What is your definition of turbulence? If it's crazy enough, it could be dangerous it fly into. That's the turbulence we mostly know where it is (because flight wouldn't be safe without that knowledge). That includes thunderstorms and wakes from large aircraft.
There is a good band of turbulence that we can't predict, but is typically not dangerous.
There is some like Zeiss Ikon mentioned that is usually OK and somewhat predictable (updrafts that condense at the top, thus being marked with a cloud).
Then there is some that is pretty light and predictable: your own wake. Fly a steep turn circle, and if you do it right, you'll hit a bump that is your own wake.

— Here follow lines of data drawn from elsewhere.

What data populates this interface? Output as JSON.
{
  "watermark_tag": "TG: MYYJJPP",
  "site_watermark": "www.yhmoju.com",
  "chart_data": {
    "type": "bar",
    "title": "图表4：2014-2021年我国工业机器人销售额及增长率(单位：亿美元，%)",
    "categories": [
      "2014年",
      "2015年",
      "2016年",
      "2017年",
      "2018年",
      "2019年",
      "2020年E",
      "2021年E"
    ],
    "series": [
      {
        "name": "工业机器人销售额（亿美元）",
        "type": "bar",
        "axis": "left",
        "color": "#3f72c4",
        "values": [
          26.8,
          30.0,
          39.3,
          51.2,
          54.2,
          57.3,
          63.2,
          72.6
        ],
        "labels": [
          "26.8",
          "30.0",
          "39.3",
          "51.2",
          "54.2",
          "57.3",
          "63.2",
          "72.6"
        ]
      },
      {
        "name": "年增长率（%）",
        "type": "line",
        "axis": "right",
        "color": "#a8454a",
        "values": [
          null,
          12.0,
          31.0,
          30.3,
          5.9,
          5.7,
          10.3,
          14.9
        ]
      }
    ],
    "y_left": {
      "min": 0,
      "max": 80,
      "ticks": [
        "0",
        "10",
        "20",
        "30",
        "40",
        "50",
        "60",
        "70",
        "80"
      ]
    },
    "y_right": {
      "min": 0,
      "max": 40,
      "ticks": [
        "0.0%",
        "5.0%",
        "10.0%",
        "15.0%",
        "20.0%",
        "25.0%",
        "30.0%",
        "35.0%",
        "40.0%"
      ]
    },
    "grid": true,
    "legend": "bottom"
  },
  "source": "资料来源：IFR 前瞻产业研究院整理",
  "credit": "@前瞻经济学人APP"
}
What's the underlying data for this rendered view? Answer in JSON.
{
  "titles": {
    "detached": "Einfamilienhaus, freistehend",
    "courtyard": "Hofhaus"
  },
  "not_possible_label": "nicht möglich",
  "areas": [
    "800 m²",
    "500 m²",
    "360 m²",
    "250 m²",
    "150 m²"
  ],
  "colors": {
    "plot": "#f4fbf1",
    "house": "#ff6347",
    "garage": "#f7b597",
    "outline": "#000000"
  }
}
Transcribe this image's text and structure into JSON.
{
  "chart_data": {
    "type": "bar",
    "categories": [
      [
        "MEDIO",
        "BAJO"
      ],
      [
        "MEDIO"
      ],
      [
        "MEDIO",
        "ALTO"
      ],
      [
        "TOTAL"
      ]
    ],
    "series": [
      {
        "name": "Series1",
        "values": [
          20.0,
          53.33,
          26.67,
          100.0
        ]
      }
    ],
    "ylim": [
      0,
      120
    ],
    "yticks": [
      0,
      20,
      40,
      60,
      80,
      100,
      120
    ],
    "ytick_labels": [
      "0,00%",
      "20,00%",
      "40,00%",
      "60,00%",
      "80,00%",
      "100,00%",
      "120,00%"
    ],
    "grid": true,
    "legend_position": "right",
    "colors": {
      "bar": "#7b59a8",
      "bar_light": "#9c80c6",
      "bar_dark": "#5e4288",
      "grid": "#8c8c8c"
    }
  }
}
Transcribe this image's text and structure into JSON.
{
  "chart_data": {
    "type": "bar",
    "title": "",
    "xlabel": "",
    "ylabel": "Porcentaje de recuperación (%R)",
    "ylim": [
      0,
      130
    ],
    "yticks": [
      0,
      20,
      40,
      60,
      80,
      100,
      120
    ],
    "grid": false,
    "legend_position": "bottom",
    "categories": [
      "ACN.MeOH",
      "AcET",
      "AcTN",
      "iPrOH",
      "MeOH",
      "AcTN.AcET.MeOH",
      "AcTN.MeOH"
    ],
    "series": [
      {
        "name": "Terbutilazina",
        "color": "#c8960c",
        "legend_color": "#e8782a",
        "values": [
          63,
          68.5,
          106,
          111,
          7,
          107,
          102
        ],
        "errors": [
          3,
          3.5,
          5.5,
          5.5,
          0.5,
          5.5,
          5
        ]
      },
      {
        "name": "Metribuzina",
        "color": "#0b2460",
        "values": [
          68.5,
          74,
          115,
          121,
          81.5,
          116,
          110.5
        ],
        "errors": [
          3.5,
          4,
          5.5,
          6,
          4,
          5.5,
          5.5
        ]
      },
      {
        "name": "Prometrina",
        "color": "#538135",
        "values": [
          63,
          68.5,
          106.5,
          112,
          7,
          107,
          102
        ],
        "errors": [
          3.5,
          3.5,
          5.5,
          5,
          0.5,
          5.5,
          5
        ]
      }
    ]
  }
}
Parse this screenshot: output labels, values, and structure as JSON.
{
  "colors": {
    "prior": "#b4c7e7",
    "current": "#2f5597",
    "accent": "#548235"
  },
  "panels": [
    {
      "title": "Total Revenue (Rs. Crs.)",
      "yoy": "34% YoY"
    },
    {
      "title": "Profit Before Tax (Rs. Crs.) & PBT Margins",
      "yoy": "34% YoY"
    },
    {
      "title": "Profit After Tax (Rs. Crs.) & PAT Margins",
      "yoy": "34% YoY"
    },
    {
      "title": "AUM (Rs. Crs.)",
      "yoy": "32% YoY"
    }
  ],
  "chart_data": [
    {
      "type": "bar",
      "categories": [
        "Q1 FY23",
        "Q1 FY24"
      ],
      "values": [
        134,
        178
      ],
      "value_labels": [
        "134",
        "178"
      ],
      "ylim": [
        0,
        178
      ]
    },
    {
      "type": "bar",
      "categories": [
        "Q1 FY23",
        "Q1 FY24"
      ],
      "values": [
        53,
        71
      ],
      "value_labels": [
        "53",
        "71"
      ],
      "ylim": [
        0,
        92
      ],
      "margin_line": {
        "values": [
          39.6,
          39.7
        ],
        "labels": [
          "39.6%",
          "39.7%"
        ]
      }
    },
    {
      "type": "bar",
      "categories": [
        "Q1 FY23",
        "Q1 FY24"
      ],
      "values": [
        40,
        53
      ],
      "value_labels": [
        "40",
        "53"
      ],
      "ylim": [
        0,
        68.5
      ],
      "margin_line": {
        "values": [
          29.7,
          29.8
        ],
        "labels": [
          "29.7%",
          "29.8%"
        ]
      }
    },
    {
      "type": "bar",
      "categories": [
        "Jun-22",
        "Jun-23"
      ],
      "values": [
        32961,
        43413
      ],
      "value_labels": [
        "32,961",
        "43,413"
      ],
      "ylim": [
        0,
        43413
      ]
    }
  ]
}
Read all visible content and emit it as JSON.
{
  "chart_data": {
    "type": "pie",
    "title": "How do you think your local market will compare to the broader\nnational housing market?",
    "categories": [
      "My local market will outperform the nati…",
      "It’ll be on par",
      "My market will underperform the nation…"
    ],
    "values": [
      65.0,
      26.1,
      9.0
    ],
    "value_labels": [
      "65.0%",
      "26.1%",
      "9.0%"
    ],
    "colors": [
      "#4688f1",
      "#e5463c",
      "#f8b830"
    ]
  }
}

And, yes, mountains + wind does make turbulence. Just like water flowing over a rock in a river, you get a repeating wave downstream of the mountain/rock. It sweeps into a peak and then drops again, sweeps up into a peak, etc. Near the top of these, there can be rotors, sometimes even rotor clouds, and that is the worst turbulence I have experienced in a GA aircraft: we were in glass smooth updraft and then all of the sudden we rolled until the CFI thought we were going to go into an upset attitude.
Is your definition of turbulence the wings rolling a bit and the nose bumping up and down, or more of a "your stomach while on a roller coaster" type?
If it's the roller coaster feeling, you can make that feeling with how the aircraft is flown. Go a ways up and fly something not quite parabolic arc for something like the swing feeling, or a perfect parabolic arc for a weightless feeling (yes, I can tell you the two a different, from skydiving experience).
If it's the random rolling/pitching, you could just pay for a flight lesson in a GA aircraft, and (at a good margin less than Va) ask the CFI to do their best to simulate (while staying safe) the worst turbulence they've ever experienced, with random inputs. If that's not good enough, do something similar with an aerobatic pilot in an aerobatic plane. If that's not good enough, see if you can somehow arrange a ride with a fighter pilot with a similar request. I highly suspect that somewhere along that progression, you'll find that "that's enough" point!